- Born: Mercia
- Died: c. 675 Stone, Staffordshire, England
- Feast: 24 July

= Wulfhad and Ruffin =

Legendary 7th-century Christian martyrs

Saints Wulfhad and Ruffin (or Wulfhade, Wulfad) were legendary 7th-century Christian martyrs from the royal family of Mercia.
They were said to have been baptized by Saint Chad of Mercia, and their pagan father was said to have killed them at Stone, Staffordshire, England.
Their feast day is 24 July.

==Butler's account==

The hagiographer Alban Butler wrote the following account in his The Lives of the Fathers, Martyrs, and Other Principal Saints (1833),
July 24 – SS. Wulfhad and Ruffin, Martyrs

THEY were two brothers, the sons of Wulfere, the king of Mercia, second brother and successor of Peada. Having been privately baptized by St. Chad, bishop of Litchfield, about the year 670, they were both slain whilst they were at their prayers by their father’s order, who, out of political views, at that time favoured idolatry, though he afterwards did remarkable penance for this crime. His father Penda had persecuted the Christians; but his elder brother Peada had begun to establish the faith in his dominions. Florence of Worcester says, Wulfere was only baptized a little before his death, in 675, consequently after this murder; but Bede testifies that he was godfather to Edelwalch, king of the West-Saxons, almost twenty years before. But either he relapsed, (at least so far as to be for some time favourable to idolatry,) or this murder was contrived, by some Pagan courtiers, without his privity, as Bradshaw relates it. The queen Emmelinda, mother of the two young princes, caused their bodies to be buried at Stone, which place took its name from a great heap of stones which was raised over their tomb, according to the Saxon custom. She afterwards employed these stones in building a church upon the spot, which became very famous for bearing the names of these martyrs who were patrons of the town, and of a priory of regular canons there. The procurator of this house, in a journey to Rome, prevailed on the pope to enrol these two royal martyrs among the saints, and left the head of St. Wulfhad, which he had carried with him, in the church of St. Laurence at Viterbo. (Leland, Collect. t. 1. p. 1. 2.) After this, Wulfere and his brother and successor Ethelred, abolished idols over all Mercia. See the acts of these royal martyrs in the History of Peterborough abbey, and Leland’s Itinerary and Collect. t. 1. p. 1. Also Cuper the Bollandist, t. 5. Julij. p. 571.(Butler 1833)

==Legendary nature==

The story of Wulfhad and Ruffinus, the supposed brothers of Saint Wærburh, is almost entirely fictional and may have been composed after the Norman Conquest (1066).
Walter de Whittlesey, a monk of Peterborough Abbey, compiled and wrote an account of Saints Wulfhad and Ruffin, sons of King Wulfhere, who was supposed to have been the founder of Peterborough Abbey.
A foundation charter of Peterborough Abbey dated 664 is in fact a forgery from the 12th century.
Fabrications such as this to prove the ancient origin of a religious foundation were common at this time.
According to the legend, Wulfhere murdered his sons because they had become Christians, and then repented and founded several monasteries.
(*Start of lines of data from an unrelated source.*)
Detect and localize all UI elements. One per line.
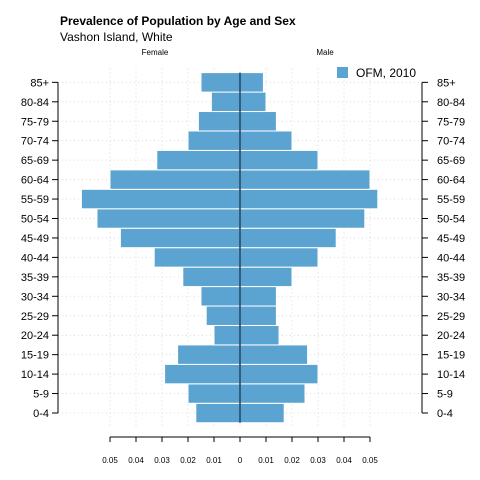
y-tick-label-right: 5-9 — [437, 389, 453, 401]
bar-male-5-9 — [239, 383, 306, 404]
y-tick-label-left: 65-69 — [21, 155, 49, 167]
x-tick-label: 0.03 — [310, 456, 326, 465]
bar-male-55-59 — [239, 188, 379, 210]
bar-male-50-54 — [239, 208, 366, 229]
x-tick-label: 0.02 — [284, 456, 300, 465]
bar-female-40-44 — [153, 247, 241, 268]
bar-male-60-64 — [239, 169, 371, 190]
x-tick-label: 0.03 — [154, 456, 170, 465]
y-tick-label-left: 15-19 — [21, 350, 49, 362]
y-tick-label-left: 45-49 — [21, 233, 49, 245]
x-tick-label: 0.01 — [258, 456, 274, 465]
legend-label: OFM, 2010 — [356, 66, 416, 80]
y-tick-label-left: 10-14 — [21, 369, 49, 381]
y-tick-label-left: 40-44 — [21, 252, 49, 264]
x-tick-label: 0.04 — [128, 456, 144, 465]
y-tick-label-left: 0-4 — [33, 408, 49, 420]
bar-female-20-24 — [213, 324, 241, 346]
x-tick-label: 0.05 — [362, 456, 378, 465]
bar-female-65-69 — [156, 149, 241, 171]
y-tick-label-left: 55-59 — [21, 194, 49, 206]
bar-female-60-64 — [109, 169, 241, 190]
bar-male-15-19 — [239, 344, 309, 365]
bar-male-65-69 — [239, 149, 319, 171]
bar-female-80-84 — [210, 91, 241, 113]
bar-male-45-49 — [239, 227, 337, 249]
bar-male-0-4 — [239, 402, 285, 424]
bar-male-70-74 — [239, 130, 293, 151]
bar-male-20-24 — [239, 324, 280, 346]
x-tick-label: 0 — [238, 456, 243, 465]
bar-male-35-39 — [239, 266, 293, 288]
bar-female-50-54 — [96, 208, 241, 229]
y-tick-label-left: 30-34 — [21, 291, 49, 303]
y-tick-label-left: 50-54 — [21, 214, 49, 226]
y-tick-label-left: 20-24 — [21, 330, 49, 342]
y-tick-label-left: 85+ — [30, 77, 49, 89]
bar-female-70-74 — [187, 130, 241, 151]
y-tick-label-right: 25-29 — [437, 311, 465, 323]
y-tick-label-right: 35-39 — [437, 272, 465, 284]
bar-male-75-79 — [239, 111, 277, 132]
bar-male-85+ — [239, 72, 264, 93]
y-tick-label-right: 15-19 — [437, 350, 465, 362]
bar-male-30-34 — [239, 286, 277, 307]
bar-female-75-79 — [197, 111, 241, 132]
bar-male-10-14 — [239, 363, 319, 385]
x-tick-label: 0.01 — [206, 456, 222, 465]
y-tick-label-left: 5-9 — [33, 389, 49, 401]
bar-female-55-59 — [80, 188, 241, 210]
label-male: Male — [316, 48, 334, 57]
y-tick-label-right: 80-84 — [437, 97, 465, 109]
y-tick-label-left: 60-64 — [21, 175, 49, 187]
y-tick-label-right: 75-79 — [437, 116, 465, 128]
y-tick-label-right: 50-54 — [437, 214, 465, 226]
y-tick-label-right: 20-24 — [437, 330, 465, 342]
y-tick-label-right: 45-49 — [437, 233, 465, 245]
x-tick-label: 0.04 — [336, 456, 352, 465]
y-tick-label-right: 10-14 — [437, 369, 465, 381]
bar-female-85+ — [200, 72, 241, 93]
y-tick-label-left: 75-79 — [21, 116, 49, 128]
bar-female-25-29 — [205, 305, 241, 326]
bar-male-40-44 — [239, 247, 319, 268]
y-tick-label-left: 70-74 — [21, 136, 49, 148]
bar-female-15-19 — [177, 344, 241, 365]
chart-subtitle: Vashon Island, White — [60, 30, 173, 44]
bar-female-10-14 — [164, 363, 241, 385]
chart-title: Prevalence of Population by Age and Sex — [60, 14, 296, 28]
bar-female-35-39 — [182, 266, 241, 288]
y-tick-label-left: 80-84 — [21, 97, 49, 109]
y-tick-label-right: 30-34 — [437, 291, 465, 303]
bar-female-0-4 — [195, 402, 241, 424]
bar-male-25-29 — [239, 305, 277, 326]
y-tick-label-right: 60-64 — [437, 175, 465, 187]
y-tick-label-right: 85+ — [437, 77, 456, 89]
x-tick-label: 0.05 — [102, 456, 118, 465]
bar-female-5-9 — [187, 383, 241, 404]
y-tick-label-right: 55-59 — [437, 194, 465, 206]
x-tick-label: 0.02 — [180, 456, 196, 465]
bar-female-30-34 — [200, 286, 241, 307]
y-tick-label-right: 40-44 — [437, 252, 465, 264]
y-tick-label-right: 65-69 — [437, 155, 465, 167]
y-tick-label-left: 25-29 — [21, 311, 49, 323]
y-tick-label-left: 35-39 — [21, 272, 49, 284]
label-female: Female — [142, 48, 169, 57]
bar-male-80-84 — [239, 91, 267, 113]
y-tick-label-right: 70-74 — [437, 136, 465, 148]
y-tick-label-right: 0-4 — [437, 408, 453, 420]
legend-swatch — [337, 67, 348, 78]
bar-female-45-49 — [119, 227, 241, 249]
The brothers were said to be enshrined in the Augustinian priory of Stone founded under King Henry I of England (r. 1100–1135) which may have replaced a church dedicated to Wulfhad.
A 14th-century Vita (Life) from the Stone Priory claimed it was founded in Mercia in the early years of Christianity in England and said it held the relics of Wulfhad and Ruffinus, two sons of King Wulfhere of Mercia.
However, Ruffinus is not a plausible name for a son of Wulfhere.
Wulfhad is not mentioned in any of the late Anglo-Saxon material that describes the family of Wulfhere and his wife Eormenhild of Kent, and other early Mercian saints.
The Domesday Book (1086) does not mention a minster at Stone.
The story seems to have been created from an account by Bede of two princes from the Isle of Wight who were martyred at Stoneham in Hampshire.